Phospholipid homeostasis plays an important role in fungal development, fungicide resistance and virulence in Fusarium graminearum

Phospholipids are major structural components of all cell membranes and participate in energy storage, signal transduction and environmental adaptability in eukaryotes. To date, the enzymes involved in phospholipid biosynthesis have been well characterized in budding yeast. However, their functions in filamentous fungi are largely unclear, especially their contribution to the interaction between phytopathogenic filamentous fungi and plants. In this study, we identified 10 phospholipid biosynthesis-related genes and genetically analyzed their functions in the Fusarium head blight pathogen Fusarium graminearum. The results of this study indicate that phosphatidylethanolamine (PE) and phosphatidylcholine (PC) are critical for fungal vegetative growth.
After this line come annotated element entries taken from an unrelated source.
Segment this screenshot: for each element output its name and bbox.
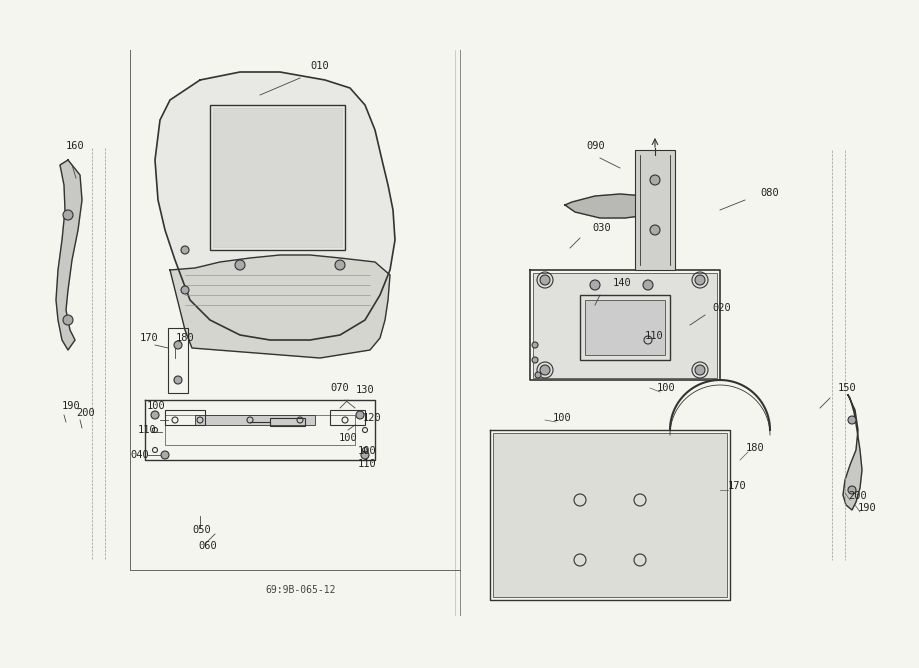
Text: 060: 060	[198, 541, 217, 551]
Bar	[493, 433, 727, 597]
Bar	[270, 418, 305, 426]
Circle shape	[643, 280, 653, 290]
Polygon shape	[56, 160, 82, 350]
Circle shape	[590, 280, 600, 290]
Polygon shape	[170, 255, 390, 358]
Text: 200: 200	[76, 408, 95, 418]
Circle shape	[174, 341, 182, 349]
Text: 050: 050	[192, 525, 210, 535]
Text: 160: 160	[66, 141, 85, 151]
Circle shape	[63, 210, 73, 220]
Text: 020: 020	[712, 303, 731, 313]
Text: 69:9B-065-12: 69:9B-065-12	[265, 585, 335, 595]
Text: 070: 070	[330, 383, 348, 393]
Circle shape	[650, 225, 660, 235]
Circle shape	[63, 315, 73, 325]
Polygon shape	[155, 72, 395, 340]
Circle shape	[174, 376, 182, 384]
Bar	[195, 415, 315, 425]
Text: 100: 100	[358, 446, 377, 456]
Text: 080: 080	[760, 188, 778, 198]
Text: 180: 180	[746, 443, 765, 453]
Bar	[580, 295, 670, 360]
Circle shape	[181, 286, 189, 294]
Bar	[330, 410, 365, 425]
Text: 100: 100	[657, 383, 675, 393]
Text: 110: 110	[138, 425, 157, 435]
Text: 180: 180	[176, 333, 195, 343]
Bar	[213, 108, 342, 247]
Circle shape	[161, 451, 169, 459]
Circle shape	[540, 365, 550, 375]
Bar	[533, 273, 717, 378]
Text: 190: 190	[858, 503, 877, 513]
Text: 010: 010	[310, 61, 329, 71]
Circle shape	[650, 175, 660, 185]
Circle shape	[151, 411, 159, 419]
Text: 140: 140	[613, 278, 631, 288]
Circle shape	[235, 260, 245, 270]
Text: 110: 110	[358, 459, 377, 469]
Text: 170: 170	[140, 333, 159, 343]
Text: 130: 130	[356, 385, 375, 395]
Text: 150: 150	[838, 383, 857, 393]
Text: 120: 120	[363, 413, 381, 423]
Bar	[168, 328, 188, 393]
Circle shape	[361, 451, 369, 459]
Text: 030: 030	[592, 223, 611, 233]
Circle shape	[532, 342, 538, 348]
Polygon shape	[843, 395, 862, 510]
Text: 040: 040	[130, 450, 149, 460]
Bar	[165, 410, 205, 425]
Text: 200: 200	[848, 491, 867, 501]
Circle shape	[356, 411, 364, 419]
Text: 100: 100	[339, 433, 357, 443]
Circle shape	[848, 416, 856, 424]
Circle shape	[181, 246, 189, 254]
Circle shape	[535, 372, 541, 378]
Bar	[635, 150, 675, 270]
Circle shape	[695, 365, 705, 375]
Bar	[585, 300, 665, 355]
Circle shape	[540, 275, 550, 285]
Circle shape	[848, 486, 856, 494]
Bar	[210, 105, 345, 250]
Text: 100: 100	[553, 413, 572, 423]
Circle shape	[695, 275, 705, 285]
Polygon shape	[565, 194, 660, 218]
Circle shape	[532, 357, 538, 363]
Text: 170: 170	[728, 481, 747, 491]
Text: 190: 190	[62, 401, 81, 411]
Text: 090: 090	[586, 141, 605, 151]
Text: 110: 110	[645, 331, 664, 341]
Text: 100: 100	[147, 401, 165, 411]
Circle shape	[335, 260, 345, 270]
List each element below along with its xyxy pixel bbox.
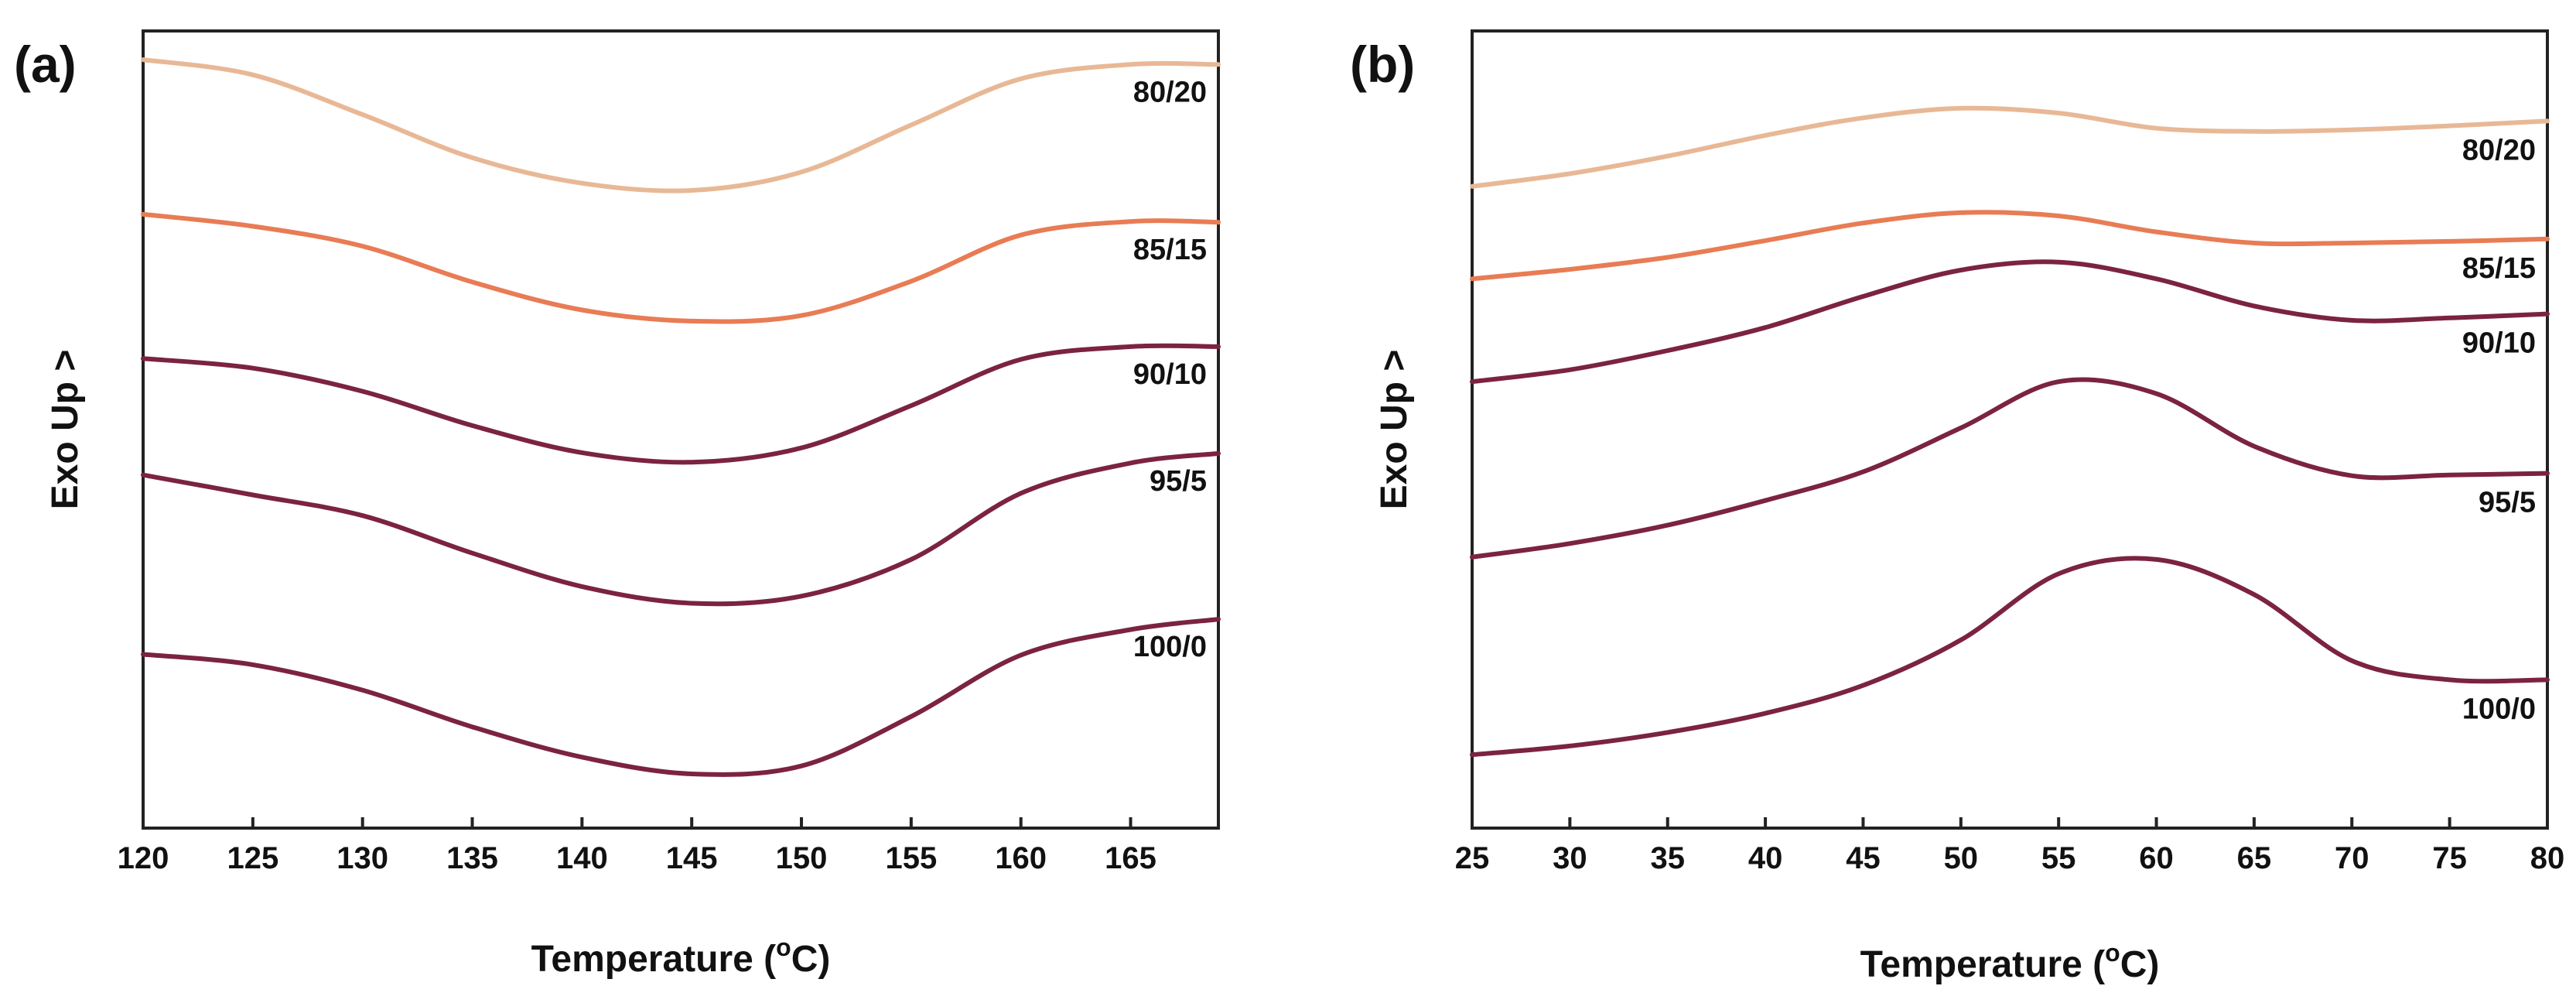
- x-tick-label-a-7: 155: [885, 841, 937, 875]
- x-tick-label-b-4: 45: [1846, 841, 1881, 875]
- x-tick-label-a-2: 130: [337, 841, 388, 875]
- x-tick-label-a-4: 140: [556, 841, 608, 875]
- series-label-b-80-20: 80/20: [2462, 134, 2536, 166]
- x-tick-label-a-9: 165: [1105, 841, 1156, 875]
- plot-frame-a: [142, 29, 1220, 830]
- x-tick-label-b-6: 55: [2041, 841, 2076, 875]
- x-tick-label-b-10: 75: [2432, 841, 2467, 875]
- plot-frame-b: [1471, 29, 2549, 830]
- x-tick-label-b-9: 70: [2335, 841, 2369, 875]
- series-line-b-90-10: [1470, 259, 2550, 385]
- series-label-a-85-15: 85/15: [1133, 234, 1207, 266]
- x-tick-label-b-5: 50: [1944, 841, 1979, 875]
- series-labels-b: 80/20 85/15 90/10 95/5 100/0: [2462, 134, 2536, 725]
- x-tick-label-b-0: 25: [1455, 841, 1490, 875]
- x-tick-label-a-8: 160: [995, 841, 1047, 875]
- x-tick-label-b-3: 40: [1748, 841, 1783, 875]
- series-line-b-80-20: [1470, 105, 2550, 189]
- series-line-a-85-15: [141, 211, 1221, 324]
- x-ticks-b: 25 30 35 40 45 50 55 60 65 70 75 80: [1455, 817, 2565, 875]
- series-labels-a: 80/20 85/15 90/10 95/5 100/0: [1133, 76, 1207, 663]
- series-line-a-80-20: [141, 57, 1221, 193]
- series-label-b-95-5: 95/5: [2479, 487, 2536, 519]
- x-tick-label-b-8: 65: [2237, 841, 2272, 875]
- x-tick-label-a-0: 120: [118, 841, 169, 875]
- panel-label-b: (b): [1350, 36, 1415, 93]
- series-curves-b: [1470, 105, 2550, 758]
- x-tick-label-b-7: 60: [2139, 841, 2174, 875]
- series-label-a-90-10: 90/10: [1133, 358, 1207, 391]
- x-axis-label-a: Temperature (oC): [531, 933, 831, 980]
- series-line-b-100-0: [1470, 556, 2550, 758]
- x-tick-label-a-6: 150: [776, 841, 828, 875]
- svg-text:Exo Up >: Exo Up >: [1374, 350, 1415, 510]
- series-line-a-95-5: [141, 450, 1221, 607]
- y-axis-label-b: Exo Up >: [1374, 350, 1415, 510]
- y-axis-label-a: Exo Up >: [45, 350, 86, 510]
- x-axis-label-b: Temperature (oC): [1860, 939, 2160, 985]
- series-line-a-90-10: [141, 343, 1221, 465]
- svg-text:Exo Up >: Exo Up >: [45, 350, 86, 510]
- x-tick-label-a-1: 125: [227, 841, 278, 875]
- series-label-b-100-0: 100/0: [2462, 693, 2536, 725]
- series-label-b-85-15: 85/15: [2462, 252, 2536, 285]
- x-tick-label-a-5: 145: [666, 841, 718, 875]
- x-tick-label-b-2: 35: [1650, 841, 1685, 875]
- series-label-a-95-5: 95/5: [1150, 465, 1207, 498]
- series-line-b-85-15: [1470, 210, 2550, 282]
- x-ticks-a: 120 125 130 135 140 145 150 155 160 165: [118, 817, 1156, 875]
- series-label-a-100-0: 100/0: [1133, 631, 1207, 663]
- series-curves-a: [141, 57, 1221, 777]
- panel-a: (a) Exo Up > Temperature (oC) 120 125 130 1…: [14, 29, 1221, 980]
- panel-b: (b) Exo Up > Temperature (oC) 25 30 35 40 45…: [1350, 29, 2565, 985]
- x-tick-label-b-1: 30: [1553, 841, 1587, 875]
- x-tick-label-b-11: 80: [2530, 841, 2565, 875]
- series-label-a-80-20: 80/20: [1133, 76, 1207, 108]
- series-label-b-90-10: 90/10: [2462, 327, 2536, 360]
- series-line-b-95-5: [1470, 377, 2550, 560]
- panel-label-a: (a): [14, 36, 77, 93]
- x-tick-label-a-3: 135: [446, 841, 498, 875]
- series-line-a-100-0: [141, 617, 1221, 777]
The biosynthesis of PE and PC is largely dependent on FgPsd2, FgCho2 and FgOpi3 in the de novo pathway of phospholipid biosynthesis in F. graminearum. Phospholipid biosynthetic gene mutants showed abnormal conidiation, increased sensitivity to fungicides and the oxidative stress agent H2O2, and defective endocytosis, especially the Delta Fgpsd2, Delta Fgcho2 and Delta Fgopi3 mutants. Importantly, this study shows for the first time that the de novo pathway of phospholipid biosynthesis is required for mycotoxin production and full virulence in plant pathogenic fungi.